Preoperative templating needs to be precise to optimize hip arthroplasty outcomes. Unexpected implant mismatches can occur despite meticulous planning. We investigated the risk factors for oversized and undersized stem mismatch during uncemented hemiarthroplasty using a double-tapered wedge rectangular stem for femoral neck fracture. Out of 154 consecutive patients who underwent hemiarthroplasty for femoral neck fracture, 104 patients were divided into three groups: (1) oversized (n = 17; 16.3%), (2) matched (n = 80; 76.9%), and (3) undersized stem group (n = 7; 6.7%).
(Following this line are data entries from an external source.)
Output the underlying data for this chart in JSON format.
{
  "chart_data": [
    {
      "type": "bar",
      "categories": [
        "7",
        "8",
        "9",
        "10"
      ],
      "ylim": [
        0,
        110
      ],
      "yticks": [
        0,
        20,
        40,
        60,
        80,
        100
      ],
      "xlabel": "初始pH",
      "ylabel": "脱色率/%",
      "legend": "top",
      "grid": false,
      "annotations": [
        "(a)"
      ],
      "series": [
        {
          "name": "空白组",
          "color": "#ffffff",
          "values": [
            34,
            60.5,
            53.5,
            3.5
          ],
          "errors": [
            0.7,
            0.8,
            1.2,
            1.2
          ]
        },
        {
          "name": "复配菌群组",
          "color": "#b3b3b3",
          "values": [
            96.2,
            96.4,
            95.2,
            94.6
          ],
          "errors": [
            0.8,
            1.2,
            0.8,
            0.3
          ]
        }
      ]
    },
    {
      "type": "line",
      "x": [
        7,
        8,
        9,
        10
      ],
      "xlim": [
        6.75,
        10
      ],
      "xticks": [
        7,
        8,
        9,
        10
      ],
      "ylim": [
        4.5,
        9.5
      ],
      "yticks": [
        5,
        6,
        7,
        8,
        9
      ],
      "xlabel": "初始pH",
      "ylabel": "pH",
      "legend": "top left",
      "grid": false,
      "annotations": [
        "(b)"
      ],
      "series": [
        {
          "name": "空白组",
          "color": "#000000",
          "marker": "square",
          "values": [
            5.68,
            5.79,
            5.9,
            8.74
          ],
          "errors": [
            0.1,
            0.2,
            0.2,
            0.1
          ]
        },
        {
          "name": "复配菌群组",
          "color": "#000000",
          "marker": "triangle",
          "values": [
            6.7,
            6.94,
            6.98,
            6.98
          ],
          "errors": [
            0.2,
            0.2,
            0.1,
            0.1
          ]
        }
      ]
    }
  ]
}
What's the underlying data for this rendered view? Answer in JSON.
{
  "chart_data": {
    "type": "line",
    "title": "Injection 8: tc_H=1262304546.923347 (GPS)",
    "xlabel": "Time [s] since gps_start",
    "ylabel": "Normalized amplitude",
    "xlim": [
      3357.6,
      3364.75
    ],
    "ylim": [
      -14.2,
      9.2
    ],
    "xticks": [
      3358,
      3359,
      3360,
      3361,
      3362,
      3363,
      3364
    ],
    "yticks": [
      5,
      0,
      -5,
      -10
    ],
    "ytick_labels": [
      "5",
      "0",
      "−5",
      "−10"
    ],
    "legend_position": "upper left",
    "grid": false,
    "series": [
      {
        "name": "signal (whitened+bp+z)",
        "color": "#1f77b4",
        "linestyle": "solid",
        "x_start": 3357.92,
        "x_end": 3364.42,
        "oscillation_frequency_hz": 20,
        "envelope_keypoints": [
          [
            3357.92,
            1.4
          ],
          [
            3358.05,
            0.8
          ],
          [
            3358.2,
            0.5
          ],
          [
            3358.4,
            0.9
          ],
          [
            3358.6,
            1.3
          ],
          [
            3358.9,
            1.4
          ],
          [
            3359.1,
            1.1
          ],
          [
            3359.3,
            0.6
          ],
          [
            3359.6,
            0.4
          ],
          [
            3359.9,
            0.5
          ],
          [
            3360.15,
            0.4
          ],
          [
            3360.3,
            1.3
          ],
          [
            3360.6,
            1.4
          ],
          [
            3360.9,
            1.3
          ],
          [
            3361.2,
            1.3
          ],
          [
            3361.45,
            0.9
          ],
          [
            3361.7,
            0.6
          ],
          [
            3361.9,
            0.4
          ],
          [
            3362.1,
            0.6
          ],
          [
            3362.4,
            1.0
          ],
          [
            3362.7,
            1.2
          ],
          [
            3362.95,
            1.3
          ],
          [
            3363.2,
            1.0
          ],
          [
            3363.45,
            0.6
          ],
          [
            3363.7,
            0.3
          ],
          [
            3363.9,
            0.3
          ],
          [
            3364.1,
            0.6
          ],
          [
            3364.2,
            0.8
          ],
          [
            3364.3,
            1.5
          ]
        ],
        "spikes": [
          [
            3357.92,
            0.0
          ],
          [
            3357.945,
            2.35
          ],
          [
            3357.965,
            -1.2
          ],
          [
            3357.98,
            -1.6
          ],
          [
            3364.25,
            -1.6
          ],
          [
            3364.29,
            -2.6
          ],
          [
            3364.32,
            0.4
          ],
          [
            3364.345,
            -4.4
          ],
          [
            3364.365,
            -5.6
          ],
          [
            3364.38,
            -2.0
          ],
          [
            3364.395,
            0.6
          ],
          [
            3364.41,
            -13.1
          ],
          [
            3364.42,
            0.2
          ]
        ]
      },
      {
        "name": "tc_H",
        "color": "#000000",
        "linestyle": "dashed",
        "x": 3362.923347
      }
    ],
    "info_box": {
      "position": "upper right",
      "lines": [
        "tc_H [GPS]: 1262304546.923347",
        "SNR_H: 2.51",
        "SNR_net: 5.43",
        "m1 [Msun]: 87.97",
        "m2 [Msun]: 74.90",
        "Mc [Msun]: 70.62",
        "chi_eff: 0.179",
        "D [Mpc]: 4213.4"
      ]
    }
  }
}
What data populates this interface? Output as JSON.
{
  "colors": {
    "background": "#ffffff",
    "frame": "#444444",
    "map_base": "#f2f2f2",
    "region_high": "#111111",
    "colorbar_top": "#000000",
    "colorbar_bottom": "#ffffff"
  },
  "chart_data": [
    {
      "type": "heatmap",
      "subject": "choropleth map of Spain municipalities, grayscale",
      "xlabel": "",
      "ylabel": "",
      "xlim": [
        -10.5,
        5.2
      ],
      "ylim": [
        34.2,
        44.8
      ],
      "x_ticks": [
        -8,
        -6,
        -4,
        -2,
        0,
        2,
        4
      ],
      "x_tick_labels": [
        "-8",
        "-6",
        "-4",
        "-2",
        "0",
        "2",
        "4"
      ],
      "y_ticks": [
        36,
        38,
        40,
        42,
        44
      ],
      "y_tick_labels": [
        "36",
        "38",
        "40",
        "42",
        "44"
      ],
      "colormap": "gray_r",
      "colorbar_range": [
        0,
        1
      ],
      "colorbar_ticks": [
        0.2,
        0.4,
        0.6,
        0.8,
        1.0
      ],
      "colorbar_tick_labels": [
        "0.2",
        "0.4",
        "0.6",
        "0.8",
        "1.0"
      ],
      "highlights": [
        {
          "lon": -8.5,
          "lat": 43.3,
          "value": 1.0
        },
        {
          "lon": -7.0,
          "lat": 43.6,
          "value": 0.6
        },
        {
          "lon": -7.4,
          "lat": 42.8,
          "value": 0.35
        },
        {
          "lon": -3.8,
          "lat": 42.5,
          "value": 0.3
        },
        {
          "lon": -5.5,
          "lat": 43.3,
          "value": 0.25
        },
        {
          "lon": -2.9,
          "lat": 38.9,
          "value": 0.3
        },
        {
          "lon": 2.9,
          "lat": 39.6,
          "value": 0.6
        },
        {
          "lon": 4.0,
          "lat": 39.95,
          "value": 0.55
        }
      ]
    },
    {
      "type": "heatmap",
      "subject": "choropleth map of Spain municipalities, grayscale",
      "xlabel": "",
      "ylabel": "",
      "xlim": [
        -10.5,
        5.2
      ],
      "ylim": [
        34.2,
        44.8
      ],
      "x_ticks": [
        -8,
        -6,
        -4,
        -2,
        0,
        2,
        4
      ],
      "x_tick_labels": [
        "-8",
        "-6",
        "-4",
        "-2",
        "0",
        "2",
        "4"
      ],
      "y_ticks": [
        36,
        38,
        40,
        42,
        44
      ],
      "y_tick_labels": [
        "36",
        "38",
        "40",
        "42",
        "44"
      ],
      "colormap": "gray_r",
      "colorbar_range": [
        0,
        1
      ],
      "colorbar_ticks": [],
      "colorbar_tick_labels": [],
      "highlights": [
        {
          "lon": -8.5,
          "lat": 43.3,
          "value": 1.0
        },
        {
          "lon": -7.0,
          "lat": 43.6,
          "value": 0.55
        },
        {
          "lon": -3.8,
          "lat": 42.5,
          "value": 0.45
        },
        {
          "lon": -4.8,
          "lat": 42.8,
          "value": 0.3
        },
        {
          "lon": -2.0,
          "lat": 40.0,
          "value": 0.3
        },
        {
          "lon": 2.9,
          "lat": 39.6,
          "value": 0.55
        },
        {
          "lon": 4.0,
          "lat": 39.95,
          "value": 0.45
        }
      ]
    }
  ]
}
A smaller femoral head offset (odds ratio [OR] = 0.89, 95% confidence interval [95% CI] = 0.81–0.98, P = 0.017), smaller isthmus diameter (OR = 0.57, 95% CI = 0.35–0.92, P = 0.021), and smaller canal flare index (OR = 0.20, 95% CI = 0.04–0.98, P = 0.047) were significantly associated with oversized stem insertion, while older age (OR = 1.18, 95% CI = 1.01–1.39, P = 0.037) was associated with undersized stem insertion in logistic regression. In conclusion, when performing hemiarthroplasty for a femoral neck fracture with a double-tapered wedge rectangular stem, surgeons must pay close attention to proximal femoral geometry and patient age during preoperative planning to avoid stem mismatch.